# Living in Brisbane but employed from UK-TAX Query



## fitzy316 (Jul 14, 2015)

Hi guys,

I am currently living in Brisbane, but still employed by and working for a UK based employer. I still get my wages paid into my UK account, and up until I informed HMRC that I am now livin in Australia, I was paying tax in the UK. I have now received a rebate from HMRC and no longer pay tax in the UK. I am now not paying TAX anywhere, but still living and working in Australia. Am I supposed to now inform the Australian authorities of my situation and begin paying tax over here or am I safe enough to just continue on not paying tax anywhere?

Is anyone else in this same situation that can offer help? Any advice would be greatly appreciated.

Rgds,

John


----------



## Bevdeforges (Nov 16, 2007)

You are considered to be working in whatever country you are physically present in while doing whatever work you do. It does not matter where you are being paid, nor the location of your employer.

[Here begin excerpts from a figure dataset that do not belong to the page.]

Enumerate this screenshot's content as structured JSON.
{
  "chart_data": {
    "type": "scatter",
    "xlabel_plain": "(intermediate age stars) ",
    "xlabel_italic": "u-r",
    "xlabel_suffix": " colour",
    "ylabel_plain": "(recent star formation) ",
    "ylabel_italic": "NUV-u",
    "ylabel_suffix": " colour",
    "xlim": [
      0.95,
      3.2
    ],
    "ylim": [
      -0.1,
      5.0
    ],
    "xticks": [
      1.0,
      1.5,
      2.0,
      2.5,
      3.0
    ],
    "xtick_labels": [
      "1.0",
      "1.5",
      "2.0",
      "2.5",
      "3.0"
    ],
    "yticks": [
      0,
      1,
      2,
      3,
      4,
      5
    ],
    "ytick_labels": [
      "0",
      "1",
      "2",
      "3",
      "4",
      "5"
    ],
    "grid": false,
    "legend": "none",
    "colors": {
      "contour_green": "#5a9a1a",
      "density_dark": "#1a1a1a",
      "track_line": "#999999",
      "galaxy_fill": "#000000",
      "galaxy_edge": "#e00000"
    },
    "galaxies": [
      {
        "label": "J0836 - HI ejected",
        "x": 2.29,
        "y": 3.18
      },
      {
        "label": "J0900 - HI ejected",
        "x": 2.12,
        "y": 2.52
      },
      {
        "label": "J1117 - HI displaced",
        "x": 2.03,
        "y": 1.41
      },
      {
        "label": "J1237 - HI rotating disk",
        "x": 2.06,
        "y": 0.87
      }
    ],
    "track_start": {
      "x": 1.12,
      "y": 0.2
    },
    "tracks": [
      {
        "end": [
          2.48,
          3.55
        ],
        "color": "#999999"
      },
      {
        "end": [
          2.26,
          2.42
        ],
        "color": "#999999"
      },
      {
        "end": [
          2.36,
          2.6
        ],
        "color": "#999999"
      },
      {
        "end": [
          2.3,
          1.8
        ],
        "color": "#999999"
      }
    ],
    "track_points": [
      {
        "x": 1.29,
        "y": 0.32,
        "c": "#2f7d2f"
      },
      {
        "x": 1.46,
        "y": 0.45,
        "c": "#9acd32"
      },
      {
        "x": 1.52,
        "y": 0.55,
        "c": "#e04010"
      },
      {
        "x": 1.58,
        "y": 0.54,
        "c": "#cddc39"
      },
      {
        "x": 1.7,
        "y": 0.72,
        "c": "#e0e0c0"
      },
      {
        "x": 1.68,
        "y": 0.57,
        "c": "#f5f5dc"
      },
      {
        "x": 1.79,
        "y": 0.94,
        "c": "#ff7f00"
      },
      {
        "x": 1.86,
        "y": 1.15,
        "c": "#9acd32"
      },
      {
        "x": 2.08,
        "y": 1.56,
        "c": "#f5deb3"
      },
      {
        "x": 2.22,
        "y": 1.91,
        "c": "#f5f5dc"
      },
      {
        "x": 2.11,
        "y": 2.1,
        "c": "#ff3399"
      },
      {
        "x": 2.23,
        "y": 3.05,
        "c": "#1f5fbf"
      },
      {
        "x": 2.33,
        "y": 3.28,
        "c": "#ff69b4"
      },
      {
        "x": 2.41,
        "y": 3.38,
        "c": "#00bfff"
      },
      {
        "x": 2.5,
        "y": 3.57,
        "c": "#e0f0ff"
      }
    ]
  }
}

I don't know much about the Australian tax system, but you will most likely either have to declare yourself as "self employed" or establish some sort of small business to deal with the taxes and obligatory social insurances.

You need to get yourself straight with the Australian administration - not only in terms of taxes and social insurances, but also with regard to whatever visa you may be on (make sure it allows you to work). 
Cheers,
Bev


----------